I fully expect McCain's attacks to get nastier than modern observers have ever seen. But ultimately, while they'll hold the base together, I don't think they're going to be enough this year. Not this year.
There are many. The polls are essentially even, which is not surprising given that, immediately following the conventions, party affiliations become more firmly established. And this has been arguably McCain's peak media week, a week when nobody has really been even talking about him.
But natiional numbers are meaningless now. The map is becoming clearer, and the battlegrounds are coming more into focus. The numbers from those states are looking good for Obama at this point. It's clear where there is work to be done, and resources are moving into position.
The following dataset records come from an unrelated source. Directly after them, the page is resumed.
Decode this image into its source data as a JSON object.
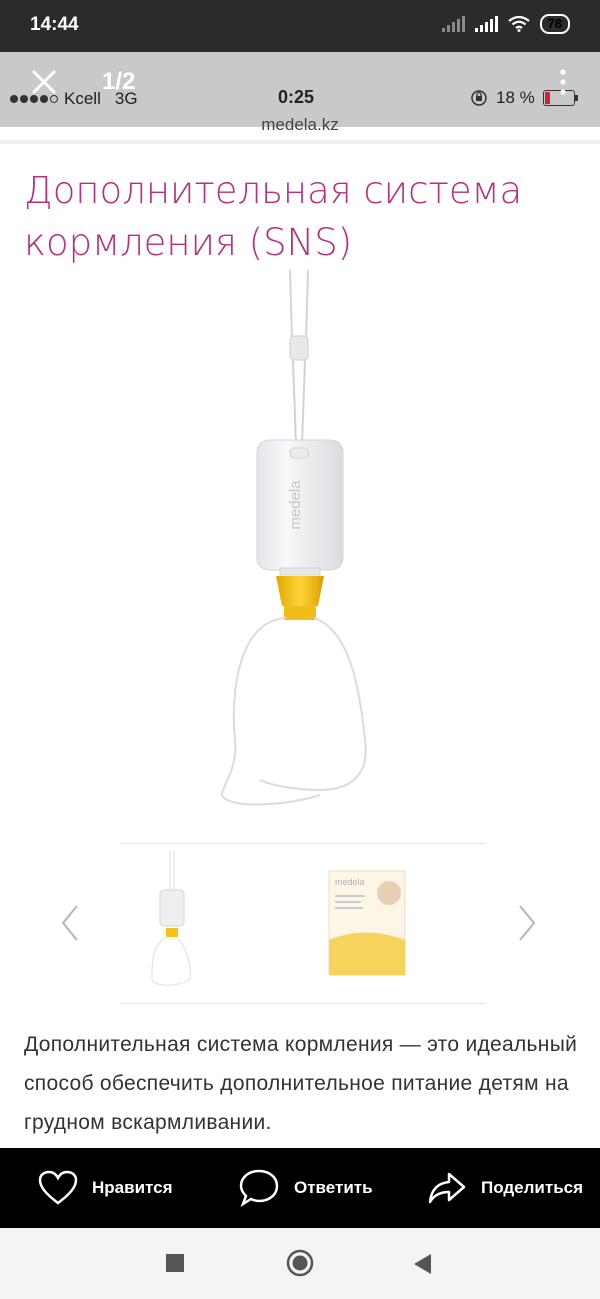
{
  "android_status": {
    "time": "14:44",
    "battery": "78"
  },
  "viewer": {
    "counter": "1/2"
  },
  "ios_status": {
    "carrier": "Kcell",
    "network": "3G",
    "time": "0:25",
    "battery": "18 %"
  },
  "page": {
    "url": "medela.kz",
    "title": "Дополнительная система кормления (SNS)",
    "description": "Дополнительная система кормления — это идеальный способ обеспечить дополнительное питание детям на грудном вскармливании.",
    "product_brand": "medela",
    "thumb_brand": "medela"
  },
  "actions": {
    "like": "Нравится",
    "reply": "Ответить",
    "share": "Поделиться"
  },
  "colors": {
    "title": "#b5307f",
    "accent_yellow": "#f7c318",
    "action_bar": "#000000"
  },
  "icons": [
    "close-icon",
    "more-icon",
    "heart-icon",
    "comment-icon",
    "share-icon",
    "chevron-left-icon",
    "chevron-right-icon",
    "nav-recents-icon",
    "nav-home-icon",
    "nav-back-icon"
  ]
}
The Obama strategy, which has been a patient one from the very beginning, just infuriates those of you who want to see red meat, blood in the water, take no prisoners politics, because you think that's what got Kerry beat. You want nothing but hard-knuckled attacks, and you can't understand why you're not seeing them. You're so caught up in the 12-hour media cycles, though, that you can't step back and see the larger picture, and teh larger strategy.
Obama reads the mood of the country as different from 2004, significantly. If anything, it looks more like 2006. And that's good news for Democrats.
Sure, the campaign has made adjustments here and there, and given some of the new dynamics Palin introduced, they're probably going to have to go more negative sooner than they wanted, on a national level. But I think it's pretty much going to be what it's been from the start: a slow and steady escalation of the rhetoric, keeping on-message and on the issues, while saving the hardest-hitting ads for local markets.
The McCain-Palin ticket is gambling that they can keep up a steady stream of attacks, negative ads, and avoidance of the issues (and interviews) for seven weeks without suffering any backlash. I don't think they can. I don't think the country's in the mood for it.
Want another reason to be optimistic? Barack Obama is a far more skilled politician than you, or anyone blogging on this site, is a political analyst. He's assembled a team that came out of nowhere to win a hard-fought primary, that succeeded in then quickly uniting an evenly divided party, and has kept its head while everyone about them has been losing theirs.